A valuable essay on the complex institutional landscape of art and architecture education in late eighteenthcentury Berlin, as well as of the bibliographic vicissitudes of Berlin art and architecture libraries, opens this impeccable scholarly tool, which has been edited by two of Berlin’s leading scholars of modern architectural institutions. Concise and informative entries on each of the books, as well as an easy-to-use graphic coding highlighting the entries that correspond to the surviving copies from Gilly’s collection, make this book as valuable for historians of architectural literature in general as it is for further study of the interdisciplinary matrix that nourished the select private society of young architects that Gilly gathered around him in a club based on a romantic notion of Plato’s academy.2 This ‘private society’ included not only Schinkel, who would shape royal Berlin after the Napoleonic Wars, but also his counterpart in Ludwig I’s Munich, Leo von Klenze.

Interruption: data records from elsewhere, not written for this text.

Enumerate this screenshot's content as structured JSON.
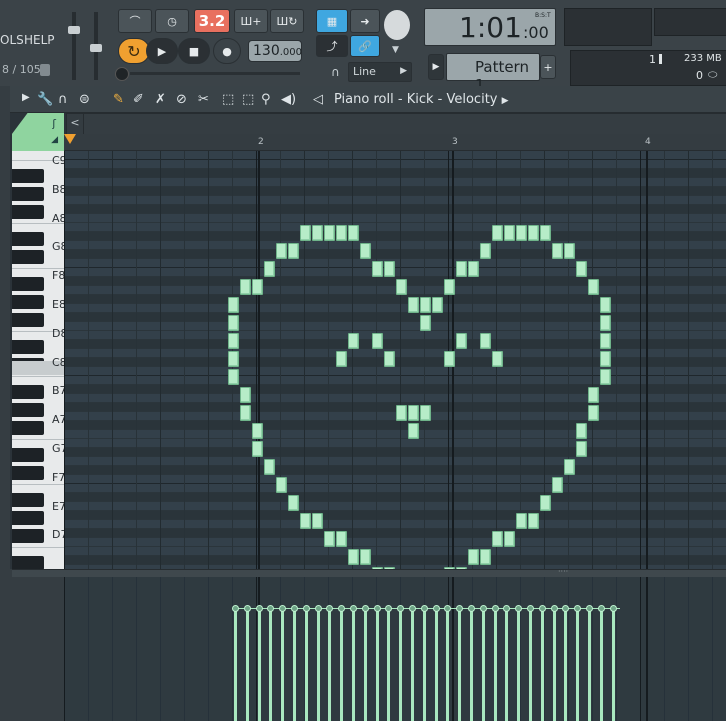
{
  "menu": {
    "tools": "OLS",
    "help": "HELP",
    "cpu": "8 / 105"
  },
  "transport": {
    "pattern_song": "3.2",
    "tempo": "130",
    "tempo_frac": ".000",
    "time_big": "1:01",
    "time_small": ":00",
    "time_mode": "B:S:T",
    "pattern": "Pattern 1",
    "snap": "Line"
  },
  "stats": {
    "cpu_num": "1",
    "mem": "233 MB",
    "poly": "0"
  },
  "toolbar": {
    "title": "Piano roll",
    "sep1": "-",
    "instrument": "Kick",
    "sep2": "-",
    "target": "Velocity"
  },
  "ruler": {
    "bars": [
      "2",
      "3",
      "4"
    ]
  },
  "keys": {
    "labels": [
      "C9",
      "B8",
      "A8",
      "G8",
      "F8",
      "E8",
      "D8",
      "C8",
      "B7",
      "A7",
      "G7",
      "F7",
      "E7",
      "D7"
    ]
  },
  "icons": {
    "pencil": "pencil-icon",
    "brush": "brush-icon",
    "delete": "delete-icon",
    "mute": "mute-icon",
    "slice": "slice-icon",
    "select": "select-icon",
    "zoom": "zoom-icon",
    "playback": "playback-icon",
    "wrench": "wrench-icon",
    "magnet": "magnet-icon",
    "menu": "menu-icon",
    "arrow": "arrow-icon",
    "speaker": "speaker-icon"
  },
  "colors": {
    "note": "#b6ecc8",
    "grid_bg": "#2f3a40",
    "accent_orange": "#f0a030",
    "accent_blue": "#3fa7e0"
  }
}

Michael Bollé, who has almost singlehandedly deepened understanding of Berlin’s vibrant architectural culture in the final years of the eighteenth century, contributes an essay at the end of the volume that provides an overview of Gilly’s library, pointing out not only its great strengths in travel literature, Classical history and inclusion of most of the important architectural and aesthetic treatises of the eighteenth century, but also some very surprising gaps, most notably some of the most influential texts of the mid-eighteenth century, such as the Abbé Laugier’s controversial Essai sur l’architecture (1753). But, as Bollé is quick to point out, conclusions drawn from the inventory need to be qualified by noting the limitations in our knowledge of the books in Berlin’s private and state collections at the time, including the large libraries of David Gilly and of Heinrich Gentz, whose importance in Berlin architectural culture continues unjustly in the shadow of the romanticised reputation of the younger Gilly. Further complicating matters is evidence that the Gillys, father and son, acquired books in Paris, for instance, not only for themselves but for the library of the Bauakademie, emphasising how entwined this family of architects was with the institutions that they helped craft. Largely a work of bibliographical research, this beautifully produced volume reveals in the end more about the institutional frame of Berlin’s first internationally admired period in architecture than about the designs that were produced then, leaving the impact of Gilly the bibliophile on Gilly the designer of buildings, furniture and city plans for further scholarly interpretation.